The mustached fellow looking at you from inside the museum building “depot” outcrop is an operator. His job was to receive and send dispatches, train orders and their confirmations, and communications to and from the dispatcher and other operators along the line by telegraph, and later on, telephone. In the days before A T C, or Automatic Train Control, and C T C -- Centralized Traffic Control, he was also responsible for issuing orders regulating all movement on the line to the engineers and conductors of passing trains.
The train order system was in general use by railroads throughout the United States by 1874. Train order forms consisted of pads of very thin paper called “flimsies”. A stylus was used to write the orders, with two-sided carbon paper inserted between each sheet and below the last sheet against a piece of tin, so the carbon transferred to both the front and back of each flimsie except the top copy. This method was used so the order could be read by holding it up in front of a kerosene lantern.
For a “19” order, the train did not have to stop. The order could be passed to the engineer in the cab of the passing train and then to the conductor in the caboose, “on the fly,” through the use of a hoop or fork – types of sticks or wands to which the orders would be attached. Examples of these can be seen on the wall above the windows inside the operator’s position. A “31” order required that the train intended to receive the order be stopped, as the order had to be signed and read back by the train crew personnel. To accomplish this, the operator would set a Train Order Signal, or Order Board, to the “Stop” aspect. This type of signal can be seen extending from the outside wall over the windows of the operator’s position, with the red “bowtie” perpendicular to the tracks, indicating “Stop.” A Burlington-type Train Order Signal can be seen across the tracks, in front of the Library, and its horizontal semaphore blades are indicating “Stop” in both directions.
Train orders were initially disseminated from the dispatcher to the stations along the line by telegraph. Samuel F. B. Morse first demonstrated a successful telegraph line in 1844, and a railroad-owned telegraph system was first used exclusively for dispatching trains by the Pennsylvania Railroad in Pittsburgh in 1854.

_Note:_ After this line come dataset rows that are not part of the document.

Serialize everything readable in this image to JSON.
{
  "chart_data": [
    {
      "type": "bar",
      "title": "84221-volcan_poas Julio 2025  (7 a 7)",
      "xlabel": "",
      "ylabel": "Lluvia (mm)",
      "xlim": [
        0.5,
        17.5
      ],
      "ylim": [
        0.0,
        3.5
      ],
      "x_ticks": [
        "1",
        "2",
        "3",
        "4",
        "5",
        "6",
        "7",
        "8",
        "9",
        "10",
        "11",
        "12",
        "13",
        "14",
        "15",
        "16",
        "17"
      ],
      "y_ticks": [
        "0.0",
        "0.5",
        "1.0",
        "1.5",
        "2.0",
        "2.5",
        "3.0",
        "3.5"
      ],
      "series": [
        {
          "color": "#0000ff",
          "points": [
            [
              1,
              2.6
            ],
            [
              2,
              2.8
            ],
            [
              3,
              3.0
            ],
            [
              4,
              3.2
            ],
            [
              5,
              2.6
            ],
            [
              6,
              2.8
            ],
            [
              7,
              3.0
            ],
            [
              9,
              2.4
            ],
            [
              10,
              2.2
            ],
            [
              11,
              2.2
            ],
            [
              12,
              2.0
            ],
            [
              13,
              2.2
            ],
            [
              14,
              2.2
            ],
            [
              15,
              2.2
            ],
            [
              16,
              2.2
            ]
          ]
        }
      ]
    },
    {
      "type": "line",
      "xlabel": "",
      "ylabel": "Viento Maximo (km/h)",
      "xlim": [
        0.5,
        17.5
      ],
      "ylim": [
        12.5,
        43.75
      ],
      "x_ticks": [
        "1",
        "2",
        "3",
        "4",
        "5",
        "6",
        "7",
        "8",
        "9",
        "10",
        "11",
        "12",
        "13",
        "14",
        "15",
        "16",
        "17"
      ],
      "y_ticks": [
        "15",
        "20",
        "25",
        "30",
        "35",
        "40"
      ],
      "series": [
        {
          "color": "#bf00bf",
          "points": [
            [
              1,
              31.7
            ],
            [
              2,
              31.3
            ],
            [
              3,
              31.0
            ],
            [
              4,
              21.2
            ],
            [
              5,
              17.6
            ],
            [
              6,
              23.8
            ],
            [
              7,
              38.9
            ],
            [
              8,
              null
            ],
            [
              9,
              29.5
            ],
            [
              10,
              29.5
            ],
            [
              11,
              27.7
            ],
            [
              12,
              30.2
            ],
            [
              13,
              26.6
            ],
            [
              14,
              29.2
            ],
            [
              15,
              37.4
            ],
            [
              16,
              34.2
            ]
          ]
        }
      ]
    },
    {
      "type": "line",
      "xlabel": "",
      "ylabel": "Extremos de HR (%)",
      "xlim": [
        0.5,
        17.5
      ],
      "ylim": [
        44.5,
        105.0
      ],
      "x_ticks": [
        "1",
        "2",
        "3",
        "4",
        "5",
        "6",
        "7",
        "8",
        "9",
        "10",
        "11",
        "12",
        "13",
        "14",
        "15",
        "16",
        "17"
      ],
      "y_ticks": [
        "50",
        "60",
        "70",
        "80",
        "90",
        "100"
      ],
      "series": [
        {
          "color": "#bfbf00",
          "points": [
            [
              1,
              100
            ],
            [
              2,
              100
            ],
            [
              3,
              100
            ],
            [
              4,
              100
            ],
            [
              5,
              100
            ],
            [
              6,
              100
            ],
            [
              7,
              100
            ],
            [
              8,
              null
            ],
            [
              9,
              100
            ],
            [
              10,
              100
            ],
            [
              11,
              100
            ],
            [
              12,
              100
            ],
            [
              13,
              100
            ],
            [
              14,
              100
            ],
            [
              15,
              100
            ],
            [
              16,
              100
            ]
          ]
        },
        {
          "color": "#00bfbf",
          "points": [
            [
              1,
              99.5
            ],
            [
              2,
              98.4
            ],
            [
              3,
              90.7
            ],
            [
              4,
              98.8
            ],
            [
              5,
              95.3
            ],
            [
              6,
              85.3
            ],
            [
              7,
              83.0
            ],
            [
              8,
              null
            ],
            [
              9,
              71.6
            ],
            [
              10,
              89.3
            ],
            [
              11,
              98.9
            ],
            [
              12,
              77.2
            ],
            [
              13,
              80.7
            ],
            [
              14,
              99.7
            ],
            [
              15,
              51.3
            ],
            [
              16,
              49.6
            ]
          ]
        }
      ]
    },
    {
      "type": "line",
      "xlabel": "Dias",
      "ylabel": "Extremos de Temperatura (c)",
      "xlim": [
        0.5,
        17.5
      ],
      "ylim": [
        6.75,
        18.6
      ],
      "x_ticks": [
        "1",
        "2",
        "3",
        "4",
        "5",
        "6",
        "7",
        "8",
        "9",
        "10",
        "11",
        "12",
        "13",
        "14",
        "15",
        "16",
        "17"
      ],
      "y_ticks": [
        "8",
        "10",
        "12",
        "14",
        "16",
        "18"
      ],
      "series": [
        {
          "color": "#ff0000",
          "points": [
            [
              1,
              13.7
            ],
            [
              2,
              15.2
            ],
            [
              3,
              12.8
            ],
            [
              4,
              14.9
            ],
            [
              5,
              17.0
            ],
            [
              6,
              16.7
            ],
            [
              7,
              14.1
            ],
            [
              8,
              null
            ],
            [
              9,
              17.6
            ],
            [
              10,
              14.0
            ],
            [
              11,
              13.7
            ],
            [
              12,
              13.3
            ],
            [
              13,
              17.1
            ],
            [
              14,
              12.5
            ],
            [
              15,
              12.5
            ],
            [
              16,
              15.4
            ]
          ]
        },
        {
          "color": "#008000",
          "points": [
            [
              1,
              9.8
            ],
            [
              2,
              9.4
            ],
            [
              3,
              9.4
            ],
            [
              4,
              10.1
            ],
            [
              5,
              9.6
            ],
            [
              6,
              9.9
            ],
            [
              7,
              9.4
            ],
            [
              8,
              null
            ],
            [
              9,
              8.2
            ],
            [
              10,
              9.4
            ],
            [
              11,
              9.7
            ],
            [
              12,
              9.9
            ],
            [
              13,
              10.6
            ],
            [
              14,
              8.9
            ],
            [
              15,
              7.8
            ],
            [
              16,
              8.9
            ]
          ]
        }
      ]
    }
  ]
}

The telegraph system used by railroads required the use of only one wire running from station to station. The circuit return was earth ground, and the entire circuit was powered by batteries. An operator sending a message would make and break the circuit with his telegraph key. All other operators’ keys would be short-circuited to complete the series circuit and only one operator could send at a time.
Sounders at each operator’s location along the line would chatter with the keyed circuit interruptions caused by the sending telegraph key, and the information was coded into short “dots,” long “dashes,” longer “dashes,” and timed space intervals. This was the original American Morse Code, used by the railroads, and it differs from the International Morse Code commonly used in radio transmission… so if you’re familiar with the ‘radio morse, you may have some difficulty in deciphering the clicks heard emanating from our operator’s location.
In addition to maintaining communications with the dispatcher and the train crews, the operator was also required to set the station clock. At a prescribed time each morning, the dispatcher would send, to each station on the line, the exact correct system time, to the second. Every operator would then set his station’s clock’s second hand to reflect that time. It was the responsibility of every train crew member then, as he came on duty, to set his “railroad approved” open-face, twenty-three-jewel, lever-set pocket watch to the station clock time.